Olga graduated with honors from the Department of Cartography and Geoinformatics of Moscow State University in 1996, then studied at the University of Cambridge in Great Britain (Department of Geography, Scott Polar Research Institute and Trinity College, M.Phil., 1997; Ph.D., 2000), and stayed on as a Research Fellow in Geography (Scott Polar Research Institute and Trinity Hall, 2000-2002). Since 2000, she also reconnected with Moscow State University, where she finally returned in 2002, to the Laboratory of Aerospace Methods.
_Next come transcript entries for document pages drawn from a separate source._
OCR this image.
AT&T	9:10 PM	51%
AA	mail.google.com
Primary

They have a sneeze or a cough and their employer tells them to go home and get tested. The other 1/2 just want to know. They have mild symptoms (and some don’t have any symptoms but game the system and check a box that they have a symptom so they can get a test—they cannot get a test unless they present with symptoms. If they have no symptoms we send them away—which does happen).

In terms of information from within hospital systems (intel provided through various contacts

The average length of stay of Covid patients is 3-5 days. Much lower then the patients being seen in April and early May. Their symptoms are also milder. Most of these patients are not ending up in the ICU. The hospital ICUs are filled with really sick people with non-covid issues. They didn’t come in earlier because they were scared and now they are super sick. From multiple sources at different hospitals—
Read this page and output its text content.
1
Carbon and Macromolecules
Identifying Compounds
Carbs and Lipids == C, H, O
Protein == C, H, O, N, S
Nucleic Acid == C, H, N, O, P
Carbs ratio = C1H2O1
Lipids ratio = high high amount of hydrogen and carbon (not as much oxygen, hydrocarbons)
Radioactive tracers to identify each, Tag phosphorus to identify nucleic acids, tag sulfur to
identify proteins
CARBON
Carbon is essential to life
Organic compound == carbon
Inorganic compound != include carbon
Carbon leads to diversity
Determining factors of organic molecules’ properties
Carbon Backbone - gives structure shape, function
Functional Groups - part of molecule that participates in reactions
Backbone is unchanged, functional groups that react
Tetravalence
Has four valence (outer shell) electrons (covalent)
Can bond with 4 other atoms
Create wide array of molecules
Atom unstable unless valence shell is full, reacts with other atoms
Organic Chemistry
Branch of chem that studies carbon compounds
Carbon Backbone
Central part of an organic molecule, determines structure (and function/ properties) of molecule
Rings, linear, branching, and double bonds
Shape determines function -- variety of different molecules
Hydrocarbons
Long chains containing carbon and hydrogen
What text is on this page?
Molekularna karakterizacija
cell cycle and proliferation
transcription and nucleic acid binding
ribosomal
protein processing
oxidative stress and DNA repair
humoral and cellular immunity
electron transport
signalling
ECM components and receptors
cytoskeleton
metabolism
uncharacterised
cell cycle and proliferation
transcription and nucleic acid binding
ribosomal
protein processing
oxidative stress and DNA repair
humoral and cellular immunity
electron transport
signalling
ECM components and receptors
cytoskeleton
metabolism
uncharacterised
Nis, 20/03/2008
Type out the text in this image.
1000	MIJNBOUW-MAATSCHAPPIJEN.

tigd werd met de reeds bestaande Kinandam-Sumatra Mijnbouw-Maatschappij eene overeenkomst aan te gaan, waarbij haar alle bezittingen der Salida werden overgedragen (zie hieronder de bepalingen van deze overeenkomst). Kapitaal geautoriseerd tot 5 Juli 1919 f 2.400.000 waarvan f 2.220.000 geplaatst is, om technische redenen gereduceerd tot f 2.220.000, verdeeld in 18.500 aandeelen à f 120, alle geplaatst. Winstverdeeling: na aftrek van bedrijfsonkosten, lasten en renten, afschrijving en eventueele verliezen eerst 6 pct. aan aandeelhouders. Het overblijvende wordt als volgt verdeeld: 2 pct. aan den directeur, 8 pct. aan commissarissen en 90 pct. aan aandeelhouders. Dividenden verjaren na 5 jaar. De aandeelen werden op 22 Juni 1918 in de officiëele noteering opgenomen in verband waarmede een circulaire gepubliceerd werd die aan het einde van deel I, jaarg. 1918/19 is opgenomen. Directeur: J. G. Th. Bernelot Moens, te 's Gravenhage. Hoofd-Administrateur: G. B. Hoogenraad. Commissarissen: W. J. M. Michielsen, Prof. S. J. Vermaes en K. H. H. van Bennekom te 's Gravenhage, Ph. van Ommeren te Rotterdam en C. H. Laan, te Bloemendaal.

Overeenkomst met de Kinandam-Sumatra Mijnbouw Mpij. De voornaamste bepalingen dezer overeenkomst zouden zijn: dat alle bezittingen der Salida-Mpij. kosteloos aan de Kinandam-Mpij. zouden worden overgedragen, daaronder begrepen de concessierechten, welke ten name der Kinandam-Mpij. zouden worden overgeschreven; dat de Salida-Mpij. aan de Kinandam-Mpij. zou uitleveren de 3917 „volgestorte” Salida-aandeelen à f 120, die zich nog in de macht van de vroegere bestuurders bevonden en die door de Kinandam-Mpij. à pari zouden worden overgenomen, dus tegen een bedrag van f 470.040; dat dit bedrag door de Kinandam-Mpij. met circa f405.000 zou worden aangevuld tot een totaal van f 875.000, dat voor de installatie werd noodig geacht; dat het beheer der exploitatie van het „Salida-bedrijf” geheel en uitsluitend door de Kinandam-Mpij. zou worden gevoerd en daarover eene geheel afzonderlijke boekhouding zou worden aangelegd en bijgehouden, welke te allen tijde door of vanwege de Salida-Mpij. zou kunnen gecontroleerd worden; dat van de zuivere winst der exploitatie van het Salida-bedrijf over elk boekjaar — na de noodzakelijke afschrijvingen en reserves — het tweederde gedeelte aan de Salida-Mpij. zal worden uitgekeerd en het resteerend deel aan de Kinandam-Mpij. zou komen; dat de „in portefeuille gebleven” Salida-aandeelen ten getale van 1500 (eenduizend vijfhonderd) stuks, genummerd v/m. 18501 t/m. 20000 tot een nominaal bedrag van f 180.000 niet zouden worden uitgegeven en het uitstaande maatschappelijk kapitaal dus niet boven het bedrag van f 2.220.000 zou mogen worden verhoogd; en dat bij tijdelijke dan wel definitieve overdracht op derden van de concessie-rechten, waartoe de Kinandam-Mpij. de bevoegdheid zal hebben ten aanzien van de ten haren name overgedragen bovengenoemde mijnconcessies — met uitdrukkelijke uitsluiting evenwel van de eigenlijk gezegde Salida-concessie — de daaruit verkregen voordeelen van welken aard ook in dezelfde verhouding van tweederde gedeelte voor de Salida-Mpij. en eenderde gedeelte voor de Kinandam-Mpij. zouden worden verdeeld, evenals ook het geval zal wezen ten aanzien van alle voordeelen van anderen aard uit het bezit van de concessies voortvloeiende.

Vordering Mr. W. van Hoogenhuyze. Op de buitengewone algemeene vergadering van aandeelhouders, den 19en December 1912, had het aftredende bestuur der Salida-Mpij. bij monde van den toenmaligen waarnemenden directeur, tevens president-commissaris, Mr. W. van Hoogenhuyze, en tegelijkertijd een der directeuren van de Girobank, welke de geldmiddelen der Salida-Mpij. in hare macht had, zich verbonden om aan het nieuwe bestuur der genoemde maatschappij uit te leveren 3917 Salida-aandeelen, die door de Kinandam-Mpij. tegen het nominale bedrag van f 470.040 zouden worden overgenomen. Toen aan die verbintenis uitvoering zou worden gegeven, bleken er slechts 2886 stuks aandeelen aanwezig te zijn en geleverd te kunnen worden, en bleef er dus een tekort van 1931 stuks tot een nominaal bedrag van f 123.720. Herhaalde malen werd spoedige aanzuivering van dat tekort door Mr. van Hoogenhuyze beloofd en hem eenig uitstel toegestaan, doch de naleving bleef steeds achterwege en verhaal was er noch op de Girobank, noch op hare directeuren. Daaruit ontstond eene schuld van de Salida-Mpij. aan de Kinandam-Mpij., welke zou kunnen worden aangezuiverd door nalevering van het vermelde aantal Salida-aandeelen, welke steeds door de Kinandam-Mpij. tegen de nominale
Olga is a geographer who studies northern vegetation, its dynamics in the context of anthropogenic impacts and climate change, as well as natural hazards in high mountains (debris flows, glacial lake outburst floods). She makes maps from Earth observation imagery. She has been the organizer and participant of expeditions to Kola Peninsula, Yakutia (Sakha), Taimyr Peninsula, and the mountains of Central Asia, Canada and Peru. She continues to cooperate with her second alma mater, the University of Cambridge. Over past decades she has led many joint scientific projects on the dynamics of forest and tundra vegetation, exchanges of students and research staff. A multidisciplinary project on the dynamics of the northern forests of Russia in the context of climate change is currently nearing completion. The partners include the University of Cambridge, the British Antarctic Survey, Moscow State University, the Institute of Geography and the Space Research Institute of the Russian Academy of Sciences. Thanks to the combination of unique skills in this research consortium, dynamic changes of Russian forests since 2000 has been mapped and compared with climatic trends.